“DIYA” DI ACHILLE RONAIMOU

La vita di Dane (Ferdinand Mbaïssané), autista per una ONG a N’Djamena, procede regolare finché un tragico incidente lo espone al peso della diya, il prezzo del sangue che la famiglia del bambino da lui investito pretende come risarcimento. Da questo momento, il film si trasforma in un viaggio introspettivo in cui responsabilità, colpa e redenzione si intrecciano trascinando lo spettatore in un thriller sincopato.

Con Diya, Achille Ronaimou ritrae la realtà del Ciad con l’attenzione tipica di un antropologo. Usi, rituali ed etnie emergono come ossatura viva del racconto senza mai sfociare in facili giudizi morali. Ciò è permesso soprattutto da una sceneggiatura misurata, lontana da una rozza spettacolarizzazione del dramma. La tensione non nasce da semplici esplosioni di violenza, ma dal cadenzato accumulo di fallimenti e umiliazioni che ingabbiano progressivamente i personaggi. Pur mantenendo per tutta la sua durata un tono realistico e verosimile, il film a tratti esagera nel tentativo di mantenere alta l’attenzione, finendo per introdurre un colpo di scena in parte forzato nel suo climax finale.

Teatro della tragedia sono le aride strade di una N’Djamena soffocante, allegoria del caotico isolamento e della vulnerabilità che ogni giorno gravano sui ciadiani. Ronaimou sfrutta con intelligenza la complessa mappatura culturale del Paese, trasformandola nella fotografia di una dialettica endemica tra modernità e tradizione che attraversa indistintamente chiunque lo abiti. Dane è un uomo lacerato tanto dalle proprie azioni quanto dalle leggi non scritte del suo popolo. In questo ruolo, Ferdinand Mbaïssané si esprime con grande tatto e profondità, rendendo tutte le sfumature del dolore senza mai risultare artificioso o caricaturale. Meno fortunato è invece Youssouf Djaoro, sacrificato da una scrittura più interessata a farne l’emblema di un’irreprensibile norma culturale che a ritrarlo davvero come un padre. Al contrario Moussaka Zakaria Ibet è ottimo nei panni di Oumaru: con perizia costruisce un antieroe emarginato e vinto, incarnazione tesa e credibile di una disperata criminalità di sussistenza.

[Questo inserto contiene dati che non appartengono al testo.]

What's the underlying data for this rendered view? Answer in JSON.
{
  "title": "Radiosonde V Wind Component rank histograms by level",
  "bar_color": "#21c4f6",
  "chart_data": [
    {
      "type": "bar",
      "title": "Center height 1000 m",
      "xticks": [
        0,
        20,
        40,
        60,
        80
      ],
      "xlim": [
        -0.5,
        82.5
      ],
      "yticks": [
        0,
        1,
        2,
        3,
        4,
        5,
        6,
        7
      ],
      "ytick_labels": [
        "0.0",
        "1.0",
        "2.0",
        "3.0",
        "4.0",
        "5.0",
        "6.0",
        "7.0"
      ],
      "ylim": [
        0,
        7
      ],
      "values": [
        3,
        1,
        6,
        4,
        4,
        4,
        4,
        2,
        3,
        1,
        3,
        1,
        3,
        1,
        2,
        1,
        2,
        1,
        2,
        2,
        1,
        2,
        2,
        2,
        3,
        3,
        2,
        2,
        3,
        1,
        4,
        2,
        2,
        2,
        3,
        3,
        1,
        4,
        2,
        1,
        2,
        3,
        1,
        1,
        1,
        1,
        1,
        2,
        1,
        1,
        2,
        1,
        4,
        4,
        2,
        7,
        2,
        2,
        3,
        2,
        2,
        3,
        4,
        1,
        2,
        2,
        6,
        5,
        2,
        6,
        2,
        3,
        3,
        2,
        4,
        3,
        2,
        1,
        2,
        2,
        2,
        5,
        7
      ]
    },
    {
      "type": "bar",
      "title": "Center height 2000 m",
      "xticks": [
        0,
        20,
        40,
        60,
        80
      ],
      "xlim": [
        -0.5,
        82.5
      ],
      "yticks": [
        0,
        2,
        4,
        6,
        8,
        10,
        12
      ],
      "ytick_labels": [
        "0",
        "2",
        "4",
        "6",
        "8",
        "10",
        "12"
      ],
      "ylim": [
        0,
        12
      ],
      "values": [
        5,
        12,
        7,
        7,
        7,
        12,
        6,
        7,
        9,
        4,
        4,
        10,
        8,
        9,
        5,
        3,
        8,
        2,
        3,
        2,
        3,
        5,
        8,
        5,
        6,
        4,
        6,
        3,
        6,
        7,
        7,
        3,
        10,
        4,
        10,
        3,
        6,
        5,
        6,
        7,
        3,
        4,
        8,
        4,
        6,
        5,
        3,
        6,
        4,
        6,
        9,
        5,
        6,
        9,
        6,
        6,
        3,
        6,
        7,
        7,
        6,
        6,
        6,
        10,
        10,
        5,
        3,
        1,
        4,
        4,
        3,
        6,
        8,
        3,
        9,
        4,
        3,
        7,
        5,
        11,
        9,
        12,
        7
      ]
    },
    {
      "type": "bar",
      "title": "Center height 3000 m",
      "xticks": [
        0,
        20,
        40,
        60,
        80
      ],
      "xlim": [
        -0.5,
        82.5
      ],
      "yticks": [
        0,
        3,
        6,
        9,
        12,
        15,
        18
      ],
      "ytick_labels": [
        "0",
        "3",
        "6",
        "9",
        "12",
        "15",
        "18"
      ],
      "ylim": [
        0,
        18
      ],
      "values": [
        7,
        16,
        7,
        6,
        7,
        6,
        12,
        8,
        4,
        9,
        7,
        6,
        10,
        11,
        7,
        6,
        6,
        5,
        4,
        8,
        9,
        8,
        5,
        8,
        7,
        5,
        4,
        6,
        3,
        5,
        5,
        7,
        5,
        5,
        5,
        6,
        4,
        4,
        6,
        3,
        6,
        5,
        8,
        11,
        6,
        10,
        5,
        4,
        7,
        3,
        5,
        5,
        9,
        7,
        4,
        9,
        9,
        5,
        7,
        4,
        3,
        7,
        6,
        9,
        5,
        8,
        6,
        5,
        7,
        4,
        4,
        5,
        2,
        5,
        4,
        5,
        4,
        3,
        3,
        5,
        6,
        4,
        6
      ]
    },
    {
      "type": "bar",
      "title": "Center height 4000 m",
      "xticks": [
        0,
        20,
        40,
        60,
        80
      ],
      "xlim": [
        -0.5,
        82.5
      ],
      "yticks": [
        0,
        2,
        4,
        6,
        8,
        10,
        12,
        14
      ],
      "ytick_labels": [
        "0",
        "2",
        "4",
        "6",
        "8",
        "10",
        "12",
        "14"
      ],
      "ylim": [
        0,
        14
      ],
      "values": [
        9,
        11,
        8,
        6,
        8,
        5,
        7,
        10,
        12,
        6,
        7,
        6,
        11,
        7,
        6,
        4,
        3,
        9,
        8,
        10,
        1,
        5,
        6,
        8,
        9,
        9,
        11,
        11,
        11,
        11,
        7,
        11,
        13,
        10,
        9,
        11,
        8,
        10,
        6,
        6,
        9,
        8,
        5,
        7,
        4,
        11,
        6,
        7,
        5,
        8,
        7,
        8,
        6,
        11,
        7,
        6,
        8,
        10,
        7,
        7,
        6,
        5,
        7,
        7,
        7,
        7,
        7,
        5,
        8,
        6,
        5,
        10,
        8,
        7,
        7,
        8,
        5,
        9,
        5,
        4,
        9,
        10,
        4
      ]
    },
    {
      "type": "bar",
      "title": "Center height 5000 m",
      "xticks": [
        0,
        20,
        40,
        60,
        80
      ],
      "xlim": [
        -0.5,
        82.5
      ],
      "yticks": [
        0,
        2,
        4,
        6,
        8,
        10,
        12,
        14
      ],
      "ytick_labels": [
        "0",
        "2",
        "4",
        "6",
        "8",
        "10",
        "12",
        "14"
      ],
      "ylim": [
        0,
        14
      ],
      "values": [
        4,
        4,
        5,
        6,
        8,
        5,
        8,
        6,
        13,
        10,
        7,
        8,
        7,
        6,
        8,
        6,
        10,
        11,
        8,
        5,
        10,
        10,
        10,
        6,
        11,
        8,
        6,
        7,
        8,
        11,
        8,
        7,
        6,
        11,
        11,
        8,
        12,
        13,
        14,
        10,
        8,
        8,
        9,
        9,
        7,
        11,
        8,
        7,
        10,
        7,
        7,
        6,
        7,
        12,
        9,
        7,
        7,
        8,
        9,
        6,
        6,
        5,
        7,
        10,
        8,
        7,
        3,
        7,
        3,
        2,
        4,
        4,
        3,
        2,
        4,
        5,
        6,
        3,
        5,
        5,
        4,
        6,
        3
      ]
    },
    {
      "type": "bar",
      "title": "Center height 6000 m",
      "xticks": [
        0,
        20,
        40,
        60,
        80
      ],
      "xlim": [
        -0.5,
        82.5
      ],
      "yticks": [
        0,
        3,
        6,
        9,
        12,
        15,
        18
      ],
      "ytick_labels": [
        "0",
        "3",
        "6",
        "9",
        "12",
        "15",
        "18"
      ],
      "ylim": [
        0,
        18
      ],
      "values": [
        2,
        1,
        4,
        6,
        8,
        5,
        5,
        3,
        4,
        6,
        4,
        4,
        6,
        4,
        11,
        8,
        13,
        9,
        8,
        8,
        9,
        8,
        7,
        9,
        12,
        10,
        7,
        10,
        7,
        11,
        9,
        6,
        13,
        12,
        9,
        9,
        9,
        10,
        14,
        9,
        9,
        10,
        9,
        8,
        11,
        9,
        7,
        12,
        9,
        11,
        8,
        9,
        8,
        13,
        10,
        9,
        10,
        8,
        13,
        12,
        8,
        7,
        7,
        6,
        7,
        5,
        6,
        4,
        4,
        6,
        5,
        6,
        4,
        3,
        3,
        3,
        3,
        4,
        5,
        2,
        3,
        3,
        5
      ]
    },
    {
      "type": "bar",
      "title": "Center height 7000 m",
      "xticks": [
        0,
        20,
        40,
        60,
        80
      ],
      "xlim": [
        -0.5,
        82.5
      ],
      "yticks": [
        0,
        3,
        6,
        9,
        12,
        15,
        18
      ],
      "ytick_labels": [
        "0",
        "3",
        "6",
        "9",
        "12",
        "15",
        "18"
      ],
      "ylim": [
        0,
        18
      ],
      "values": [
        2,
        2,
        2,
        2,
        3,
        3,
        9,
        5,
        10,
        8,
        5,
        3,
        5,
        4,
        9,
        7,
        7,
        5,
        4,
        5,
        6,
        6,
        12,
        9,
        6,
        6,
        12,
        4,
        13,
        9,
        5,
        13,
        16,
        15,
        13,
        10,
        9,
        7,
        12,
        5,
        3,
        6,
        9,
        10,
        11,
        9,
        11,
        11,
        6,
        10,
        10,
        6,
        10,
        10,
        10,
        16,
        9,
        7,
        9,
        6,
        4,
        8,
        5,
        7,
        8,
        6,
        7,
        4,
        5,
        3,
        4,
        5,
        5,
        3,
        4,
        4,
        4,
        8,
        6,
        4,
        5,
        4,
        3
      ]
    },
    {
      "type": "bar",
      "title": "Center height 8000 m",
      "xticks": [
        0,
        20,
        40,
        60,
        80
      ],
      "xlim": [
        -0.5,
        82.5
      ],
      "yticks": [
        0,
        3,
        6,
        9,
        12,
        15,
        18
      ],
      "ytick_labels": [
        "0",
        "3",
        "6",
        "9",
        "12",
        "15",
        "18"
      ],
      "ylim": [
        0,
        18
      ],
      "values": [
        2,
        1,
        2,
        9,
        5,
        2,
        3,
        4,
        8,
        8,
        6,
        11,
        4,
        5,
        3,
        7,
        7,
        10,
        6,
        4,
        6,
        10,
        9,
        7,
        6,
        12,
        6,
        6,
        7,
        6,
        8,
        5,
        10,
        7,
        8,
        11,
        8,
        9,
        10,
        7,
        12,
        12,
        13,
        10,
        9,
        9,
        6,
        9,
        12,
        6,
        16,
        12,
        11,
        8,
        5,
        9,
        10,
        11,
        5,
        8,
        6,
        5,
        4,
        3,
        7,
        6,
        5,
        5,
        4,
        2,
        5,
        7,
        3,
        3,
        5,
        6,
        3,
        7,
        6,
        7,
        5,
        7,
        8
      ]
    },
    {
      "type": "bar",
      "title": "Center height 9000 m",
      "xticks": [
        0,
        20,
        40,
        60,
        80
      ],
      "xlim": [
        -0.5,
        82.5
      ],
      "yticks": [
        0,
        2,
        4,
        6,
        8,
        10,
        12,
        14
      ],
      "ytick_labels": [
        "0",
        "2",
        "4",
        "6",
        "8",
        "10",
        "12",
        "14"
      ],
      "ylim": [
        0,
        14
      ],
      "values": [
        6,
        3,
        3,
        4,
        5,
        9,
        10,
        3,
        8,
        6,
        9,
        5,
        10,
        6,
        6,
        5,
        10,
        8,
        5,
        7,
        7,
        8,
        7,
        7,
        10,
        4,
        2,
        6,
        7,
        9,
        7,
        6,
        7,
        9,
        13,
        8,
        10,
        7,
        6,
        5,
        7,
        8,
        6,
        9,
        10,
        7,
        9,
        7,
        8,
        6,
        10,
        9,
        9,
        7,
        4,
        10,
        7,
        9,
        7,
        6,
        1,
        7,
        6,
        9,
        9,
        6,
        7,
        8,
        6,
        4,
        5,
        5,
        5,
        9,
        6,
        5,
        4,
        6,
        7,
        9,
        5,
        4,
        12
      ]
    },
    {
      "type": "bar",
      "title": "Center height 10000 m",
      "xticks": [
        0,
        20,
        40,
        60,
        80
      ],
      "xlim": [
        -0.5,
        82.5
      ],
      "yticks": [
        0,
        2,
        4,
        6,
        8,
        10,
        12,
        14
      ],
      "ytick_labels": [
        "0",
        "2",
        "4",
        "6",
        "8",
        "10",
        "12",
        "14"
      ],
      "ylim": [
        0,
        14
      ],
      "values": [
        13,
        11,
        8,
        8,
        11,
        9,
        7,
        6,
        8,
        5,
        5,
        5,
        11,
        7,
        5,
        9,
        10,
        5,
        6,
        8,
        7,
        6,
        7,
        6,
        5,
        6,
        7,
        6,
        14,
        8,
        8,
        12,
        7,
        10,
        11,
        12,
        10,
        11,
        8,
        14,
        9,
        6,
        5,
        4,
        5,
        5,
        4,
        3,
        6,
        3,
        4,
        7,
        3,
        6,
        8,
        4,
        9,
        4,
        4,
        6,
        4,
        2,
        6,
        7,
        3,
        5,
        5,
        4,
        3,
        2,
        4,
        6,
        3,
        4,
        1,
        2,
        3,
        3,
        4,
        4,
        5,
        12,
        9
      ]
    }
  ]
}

Diya è un film capace di indagare nell’immobilismo dei mores, mostrando come un singolo errore possa spalancare un abisso in cui giustizia e delitto si confondono. Ronaimou non offre riscatto né condanna, ma osserva l’irriducibile complessità dell’umano, lasciando allo spettatore un’inquietudine difficile da scrollarsi di dosso.